Berita

Logo PDIP. (Foto: Dokumentasi RMOL)

Politik

Kritisi Board of Peace

PDIP Ingatkan Ajaran Politik Luar Negeri Bung Karno

SABTU, 07 FEBRUARI 2026 | 01:41 WIB | LAPORAN: FAISAL ARISTAMA

Sekjen PDIP Hasto Kristiyanto menegaskan bahwa politik luar negeri Indonesia berlandaskan prinsip bebas aktif dengan pijakan ideologis Pancasila. Hal itu sebagai respons terhadap keputusan Indonesia bergabung dalam Board of Peace.

“Ya tentu saja politik luar negeri kita kan bebas aktif. Kita punya Pancasila sebagai jawaban atas sistem internasional yang anarkis,” kata Hasto menjawab pertanyaan wartawan di GBK, Senayan, Jakarta, Jumat, 6 Februari 2026.

Menurut dia, Indonesia seharusnya digerakkan oleh prinsip kemanusiaan, keadilan, serta demokratisasi dalam sistem Perserikatan Bangsa-Bangsa (PBB), termasuk perjuangan menghapus hak veto yang dinilainya menjadi penghambat utama penyelesaian konflik global, khususnya di Timur Tengah.


Ia juga mempertanyakan kredibilitas dan moral kepemimpinan Presiden Amerika Serikat, Donald Trump dengan menyinggung berbagai intervensi militer dan politik luar negeri AS.

“Kita melihat aksi terhadap Irak yang dilakukan sebelumnya, kemudian berbagai persoalan dengan mengatasnamakan perang terhadap terorisme di Suriah, kemudian berbagai persoalan-persoalan intervensi kedaulatan suatu negara seperti Venezuela itu tidak terlepas dari posisi superpower dari Amerika Serikat,” ungkapnya.

Sebagai bangsa merdeka yang menentang segala bentuk penjajahan, Hasto menilai Indonesia perlu bersikap kritis terhadap kepemimpinan global semacam itu.

“Sebagai bangsa yang merdeka dan berdaulat dan menentang berbagai bentuk penjajahan, kita harus mempertanyakan kredibilitas bahkan moral dari Presiden Donald Trump tersebut,” tegasnya.

Hasto kemudian membandingkan kondisi saat ini dengan pendekatan politik luar negeri Presiden pertama RI, Soekarno. Ia menilai, jika Bung Karno masih hidup, Indonesia tidak akan mengambil langkah seperti bergabung dalam Board of Peace.

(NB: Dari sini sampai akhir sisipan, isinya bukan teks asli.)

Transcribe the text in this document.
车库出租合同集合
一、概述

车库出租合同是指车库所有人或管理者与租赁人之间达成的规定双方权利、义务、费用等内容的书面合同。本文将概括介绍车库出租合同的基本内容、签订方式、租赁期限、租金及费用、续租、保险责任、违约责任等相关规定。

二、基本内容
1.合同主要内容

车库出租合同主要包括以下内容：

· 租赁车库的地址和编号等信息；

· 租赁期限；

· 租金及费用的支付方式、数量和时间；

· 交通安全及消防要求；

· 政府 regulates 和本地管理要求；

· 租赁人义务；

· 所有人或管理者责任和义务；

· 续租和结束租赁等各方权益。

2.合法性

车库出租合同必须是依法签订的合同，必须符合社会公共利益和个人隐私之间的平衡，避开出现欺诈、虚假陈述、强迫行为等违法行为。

“Sekiranya Bung Karno masih ada, maka tidak seperti ini. Yang dilakukan oleh Bung Karno adalah yang pertama kita gelorakan spirit Asia Afrika, bahkan mengadakan istilahnya Bu Mega Konferensi Asia Afrika 2.0. Kemudian menggalang kembali Gerakan Non-Blok. Presiden kemudian menetapkan Special Envoy untuk melakukan pendekatan-pendekatan di antara negara-negara yang tidak terlibat konflik di Timur Tengah itu sebagai skala prioritas yang pertama,” jelas dia.

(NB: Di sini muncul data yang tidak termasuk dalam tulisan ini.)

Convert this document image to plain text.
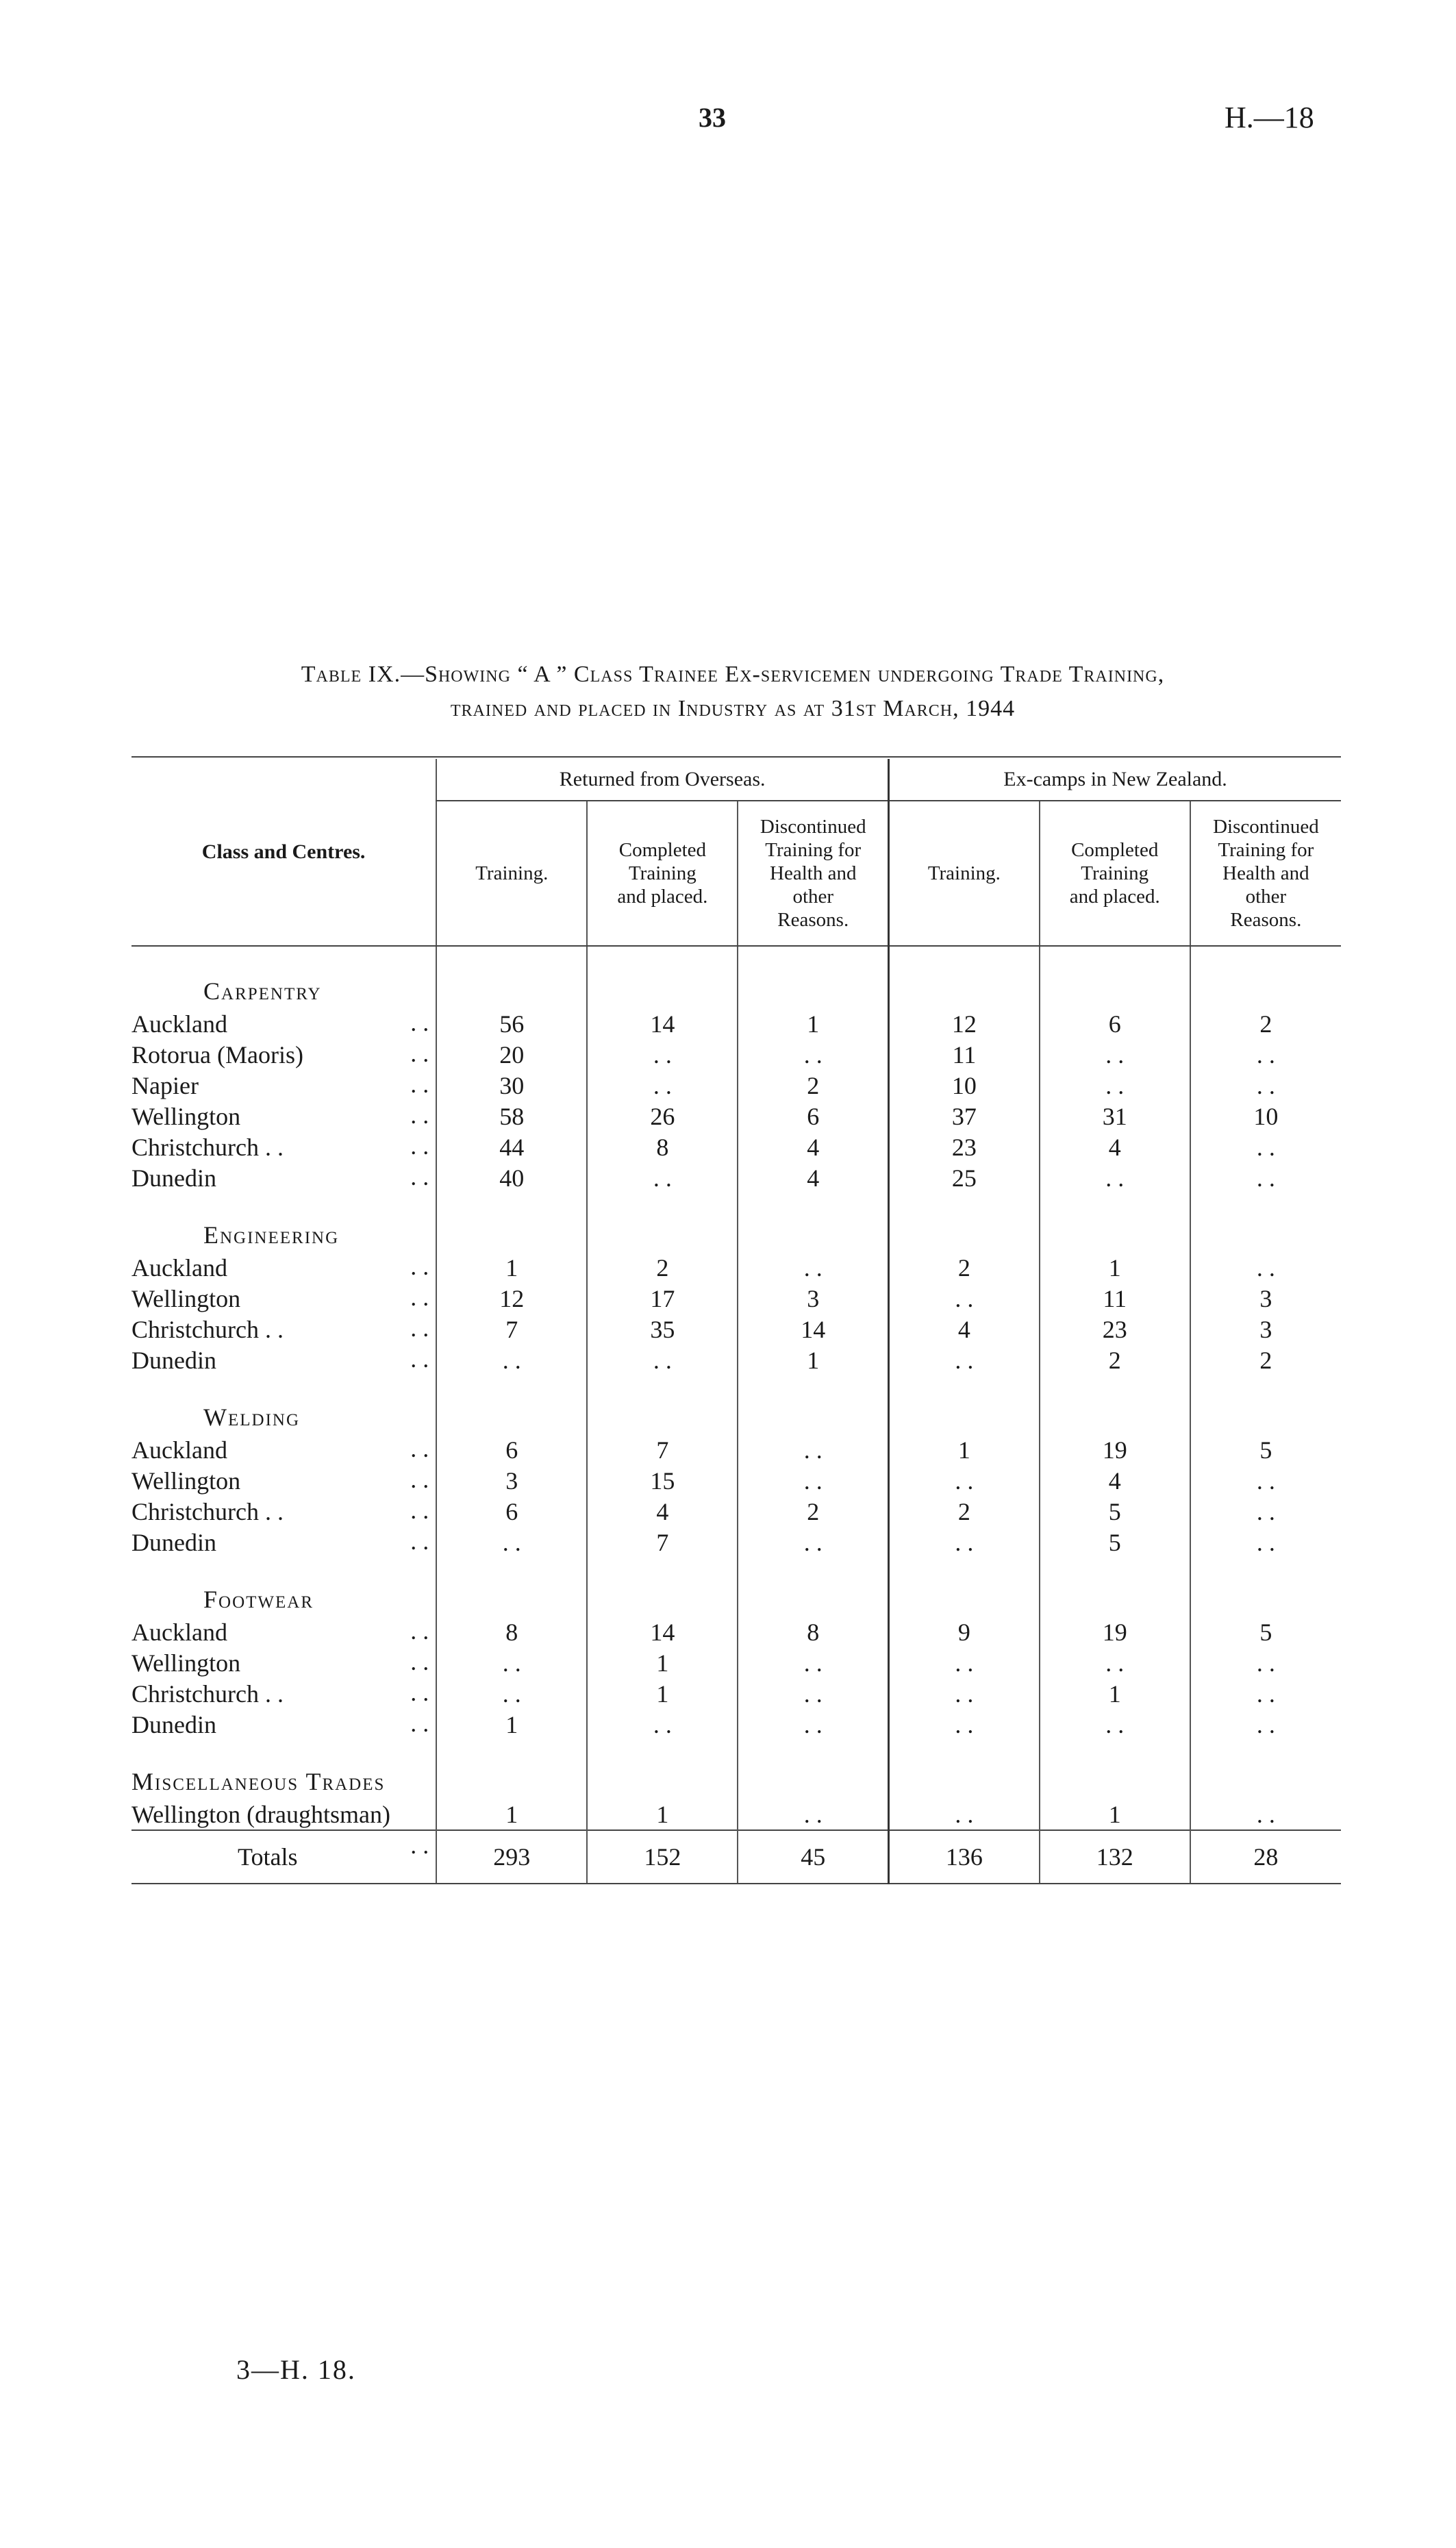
33	H.—18
Table IX.—Showing “ A ” Class Trainee Ex-servicemen undergoing Trade Training,
trained and placed in Industry as at 31st March, 1944
Class and Centres.	Returned from Overseas.			Ex-camps in New Zealand.		
	Training.	Completed
Training
and placed.	Discontinued
Training for
Health and
other
Reasons.	Training.	Completed
Training
and placed.	Discontinued
Training for
Health and
other
Reasons.

Carpentry						
Auckland . .	56	14	1	12	6	2
Rotorua (Maoris) . .	20	. .	. .	11	. .	. .
Napier . .	30	. .	2	10	. .	. .
Wellington . .	58	26	6	37	31	10
Christchurch . . . .	44	8	4	23	4	. .
Dunedin . .	40	. .	4	25	. .	. .

Engineering						
Auckland . .	1	2	. .	2	1	. .
Wellington . .	12	17	3	. .	11	3
Christchurch . . . .	7	35	14	4	23	3
Dunedin . .	. .	. .	1	. .	2	2

Welding						
Auckland . .	6	7	. .	1	19	5
Wellington . .	3	15	. .	. .	4	. .
Christchurch . . . .	6	4	2	2	5	. .
Dunedin . .	. .	7	. .	. .	5	. .

Footwear						
Auckland . .	8	14	8	9	19	5
Wellington . .	. .	1	. .	. .	. .	. .
Christchurch . . . .	. .	1	. .	. .	1	. .
Dunedin . .	1	. .	. .	. .	. .	. .

Miscellaneous Trades						
Wellington (draughtsman)	1	1	. .	. .	1	. .
Totals . .	293	152	45	136	132	28
3—H. 18.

Hasto lantas menjelaskan, pendekatan Bung Karno dimulai dengan menggalang negara-negara Asia dan Afrika, kemudian Amerika Latin, sebelum melibatkan pihak-pihak yang berkonflik seperti Palestina dan Israel di bawah kepemimpinan Indonesia.

“Jadi prakarsa itu harus diambil oleh Indonesia,” tegasnya lagi.

Masih kata Hasto, model diplomasi ala Bung Karno sejatinya bertumpu pada penguatan multilateralisme melalui PBB, reformasi serta penghapusan hak veto agar semua negara setara.

“Itu kalau menggunakan pemikiran-pemikiran geopolitik dari Bung Karno,” tuturnya.

Menanggapi pertanyaan apakah Indonesia sebaiknya keluar dari Board of Peace, Hasto mengatakan PDIP masih melakukan kajian mendalam.

“Ya tentu saja kami melakukan kajian ya secara mendalam, isi dari Board of Peace kami pelajari secara mendalam. Kemudian juga resolusi konflik tanpa melibatkan Palestina itu juga akan sia-sia,” ungkapnya lagi.

Hasto menegaskan, konflik Palestina-Israel bisa didorong untuk diselesaikan melalui dialog langsung dengan kepemimpinan Indonesia, dengan dukungan negara-negara Asia, Afrika, dan Amerika Latin.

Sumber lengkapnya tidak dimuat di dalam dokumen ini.